Le chanteur de La K-Bine fêtera la sortie de Chroniques de la guerre civile, son nouvel album le 12 mars au local du 33 rue des Vignoles. À ne pas rater !
Qu’est-ce qui t’a donné envie de faire de la musique ? Ton histoire personnelle ? Ton environnement familial et social ?
C’est le côté engagé et revendicatif du rap qui m’a donné envie
d’écrire des textes et de les rapper. Je me suis mangé une claque en
découvrant cette musique à l’âge de 13 ans. Elle me ressemblait et
décrivait bien l’environnement dans lequel je vivais. Je pouvais mêler
des revendications personnelles du fait de mon statut de fils de réfugié
politique et des histoires propres à mon quotidien dans un quartier
populaire du 93, en l’occurrence les 3 000 à Aulnay-sous-Bois. Je suis
un fils d’employés plus que modestes et précaires ; nous étions – je
pense – dans la catégorie des gens « pauvres » de la France et comme
disait ma mère, cela ne nous a jamais empêchés de rester dignes et
lucides. Nous avions très peu de choses, mais paradoxalement beaucoup de
livres. Nous étions une famille d’immigrés du 93 avec des parents qui
militaient jour et nuit.
Être un rappeur conscient, ça signifie quoi ?
Le terme « conscient » est un peu galvaudé, mais en gros, être un
rappeur engagé, ça veut dire écrire des textes revendicatifs et les
assumer au quotidien. Au boulot, en concert, en manif… Ça veut dire être
le plus cohérent possible entre les morceaux que tu chantes et la vie
que tu choisis de mener, même au niveau intime. C’est admettre comme une
certitude que tout est politique ; même des choses comme l’amour et les
rapports humains les plus ordinaires. Le premier devoir d’un rappeur
militant, c’est d’être un militant. Le reste est secondaire…
Tu es un enfant du 93, tu parles même d’indépendance de la Seine-Saint-Denis, pourquoi ? Qu’est-ce qui te lie à ce département ?

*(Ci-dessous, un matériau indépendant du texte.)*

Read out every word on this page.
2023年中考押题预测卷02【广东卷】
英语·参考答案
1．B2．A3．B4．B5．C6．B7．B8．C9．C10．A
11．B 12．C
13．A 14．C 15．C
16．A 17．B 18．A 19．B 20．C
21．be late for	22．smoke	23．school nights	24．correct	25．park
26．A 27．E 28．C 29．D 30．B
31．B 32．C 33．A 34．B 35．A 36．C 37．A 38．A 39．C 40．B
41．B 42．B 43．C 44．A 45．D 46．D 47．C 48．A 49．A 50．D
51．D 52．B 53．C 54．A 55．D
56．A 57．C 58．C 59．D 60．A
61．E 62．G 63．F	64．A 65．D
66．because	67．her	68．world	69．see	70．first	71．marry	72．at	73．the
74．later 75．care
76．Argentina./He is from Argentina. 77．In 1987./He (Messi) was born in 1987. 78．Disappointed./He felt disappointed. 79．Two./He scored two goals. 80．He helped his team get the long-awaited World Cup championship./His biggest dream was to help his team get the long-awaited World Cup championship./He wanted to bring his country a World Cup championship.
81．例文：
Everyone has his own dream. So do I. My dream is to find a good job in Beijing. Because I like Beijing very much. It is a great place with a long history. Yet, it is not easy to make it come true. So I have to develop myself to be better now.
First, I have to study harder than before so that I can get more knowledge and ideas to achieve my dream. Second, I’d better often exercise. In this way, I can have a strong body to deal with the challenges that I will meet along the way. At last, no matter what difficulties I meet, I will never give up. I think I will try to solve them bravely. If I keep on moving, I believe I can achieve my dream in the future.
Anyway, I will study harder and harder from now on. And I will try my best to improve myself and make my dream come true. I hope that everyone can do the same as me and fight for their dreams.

Réclamer l’indépendance de la Seine-Saint-Denis, c’est utiliser une
revendication chargée d’utopie pour dénoncer les maux dont souffre notre
département. Pour ceux d’en haut, c’est le pire ; pour nous, c’est le
plus populaire, celui où vivent des gens qui ont légitimement le droit
de se révolter et remettre en cause le système. C’est celui où se
concentre la population qui est la plus touchée par les attaques menées
en ce moment par Sarkozy. Je lisais l’autre jour que c’est en
Seine-Saint-Denis que les suppressions de postes dans l’éducation vont
être les plus élevées et pourtant, c’est là qu’il y a le plus grand
besoin de moyens… Au niveau sécuritaire c’est pareil, la police y mène
une guerre larvée contre les jeunes des quartiers populaires, ce n’est
pas un hasard si ce sont les cités du 93 qui se révoltent souvent en
grand nombre.
Tu as déjà monté des projets avec une classe de LP à Noisy-le-Sec. Tu peux nous en dire davantage ?
En fait, avec Akye et Géraldine, nous avons mené un projet d’atelier
d’écriture avec des mômes scolarisés dans un lycée pro, en France depuis
peu de temps. Ils ont des difficultés à s’exprimer en français. Nous
avons écrit et enregistré un morceau de rap tous ensemble. Il y avait
six mômes, et le morceau est en six langues (dtamoul, arabe, bambara,
roumain, français…). C’était une belle expérience qui, dans mon cas, me
touche particulièrement car souvent un certain nombre d’enfants sont
arrivés en France pour des raisons politiques et ont dû fuir, comme
certains Afghans ou Tchétchènes, du coup ça me renvoie à ma propre
histoire (Skalpel est fils de Tupamaros uruguayens, Ndlr).
Ce journal est diffusé dans l’ensemble des établissements scolaires du 93. Qu’aimerais-tu dire aux enseignants qui te liront ?
Alors, je ne sais pas si je dois être méchant ou pas… Déjà, faites
grève ! (Ça, c’est pour tous les profs…) Et faites preuve d’humilité
dans les rapports que vous entretenez avec les autres personnes qui ont
des emplois précaires et que vous côtoyez dans vos établissements
(surveillants, Atos, etc.). Ensuite, interrogez-vous sur la fonction
sociale de votre travail, surtout pour les années à venir, en gros et je
suis désolé si certains se sentent choqués, posez-vous la question de
savoir ce que vous allez faire pour que votre fonction ne se convertisse
pas en celle de simples matons chargés de surveiller ceux qui sont
destinés, par leur statut social, aux boulots les plus durs… Bref, plus
de pédagogie et moins de revendications sécuritaires… même dans le 9.3 !
Propos recueillis par N. N.
Première publication, Le Chat du 9.3, n° 18, janvier-février 2011.